Allgemein würde ich sagen, dass die Umstände in den Gefängnissen von Abepura und Wamena sehr liberal sind. Es sind sehr offene Gefängnisse, sogar für die so genannten politischen Häftlinge. Ich konnte offen mit ihnen sprechen und sie konnten mit der Außenwelt kommunizieren. Sie alle hatten Mobiltelefone und sie konnten sogar das Gefängnis kurzzeitig verlassen. Das meine ich mit einem liberalen System.

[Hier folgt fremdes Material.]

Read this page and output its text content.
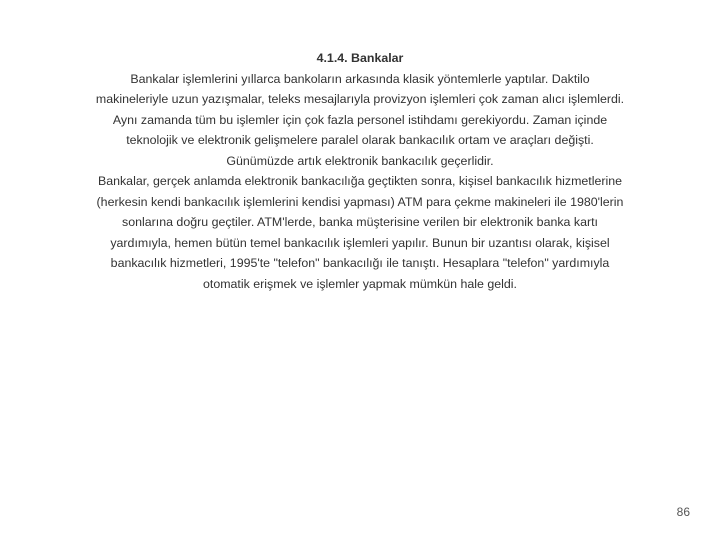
4.1.4. Bankalar

Bankalar işlemlerini yıllarca bankoların arkasında klasik yöntemlerle yaptılar. Daktilo makineleriyle uzun yazışmalar, teleks mesajlarıyla provizyon işlemleri çok zaman alıcı işlemlerdi. Aynı zamanda tüm bu işlemler için çok fazla personel istihdamı gerekiyordu. Zaman içinde teknolojik ve elektronik gelişmelere paralel olarak bankacılık ortam ve araçları değişti. Günümüzde artık elektronik bankacılık geçerlidir.

Bankalar, gerçek anlamda elektronik bankacılığa geçtikten sonra, kişisel bankacılık hizmetlerine (herkesin kendi bankacılık işlemlerini kendisi yapması) ATM para çekme makineleri ile 1980'lerin sonlarına doğru geçtiler. ATM'lerde, banka müşterisine verilen bir elektronik banka kartı yardımıyla, hemen bütün temel bankacılık işlemleri yapılır. Bunun bir uzantısı olarak, kişisel bankacılık hizmetleri, 1995'te "telefon" bankacılığı ile tanıştı. Hesaplara "telefon" yardımıyla otomatik erişmek ve işlemler yapmak mümkün hale geldi.

86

In Jakarta übersteigt die Gefangenen die Kapazität des Gefängnisses um das Zwei- bis Dreifache. Ungefähr 3.500 Häftlinge sind zusammengepfercht in kleinen Gefängnissen. Die Neuankömmlinge werden in Großräumen für Wochen, sogar für Monate, untergebracht, dort sitzen sie zusammen unter sehr schlechten Umständen. Sie werden auch Disziplinarmaßnahmen unterworfen und in Isolierzellen gesteckt, die für eine Person ausgelegt sind. Dort gibt es keine frische Luft und kein Licht. Diese Art von Behandlung kann ich nur unmenschlich nennen. Es gibt also sehr, sehr große Unterschiede. Mein Hauptpunkt ist, dass es dort nicht genügend führende Sicherheitskräfte gibt, um Folter zu bekämpfen oder vorzubeugen. Wir können die Folterer nicht zur Justiz bringen und dies bewirkt eine sehr breite Form der Diskretion bei den zuständigen Polizeichefs und Gefängnisdirektoren. Indonesien hat ein Justizsystem das noch nicht unabhängig ist, dies behindert rechtliche Schritte, um Menschenrechtsverletzungen zu beseitigen. Was denken sie darüber? Wir haben viele Anschuldigungen erhalten, dass das Justizsystem allgemein, die Verwaltung der Kriminaljustiz, sehr korrupt sei. Und dies können wir direkt bestätigen. Das Cipinang Gefängnis zum Beispiel ist so korrupt, dass die Häftlinge die Wächter für alles bezahlen müssen. Manchmal sogar nur, um dort schlafen zu können, obwohl es verlangt wird, dass sie dort schlafen. Und wir hörten dieselben Anschuldigungen gegen Staatsanwälte und Richter. Allgemein kann man also sagen, dass es das Leben im Gefängnis erleichtert wenn man Geld hat. Selbstverständlich führt ein solches System der Korruption zu einer Diskriminierung der Armen. Das steht außer Frage.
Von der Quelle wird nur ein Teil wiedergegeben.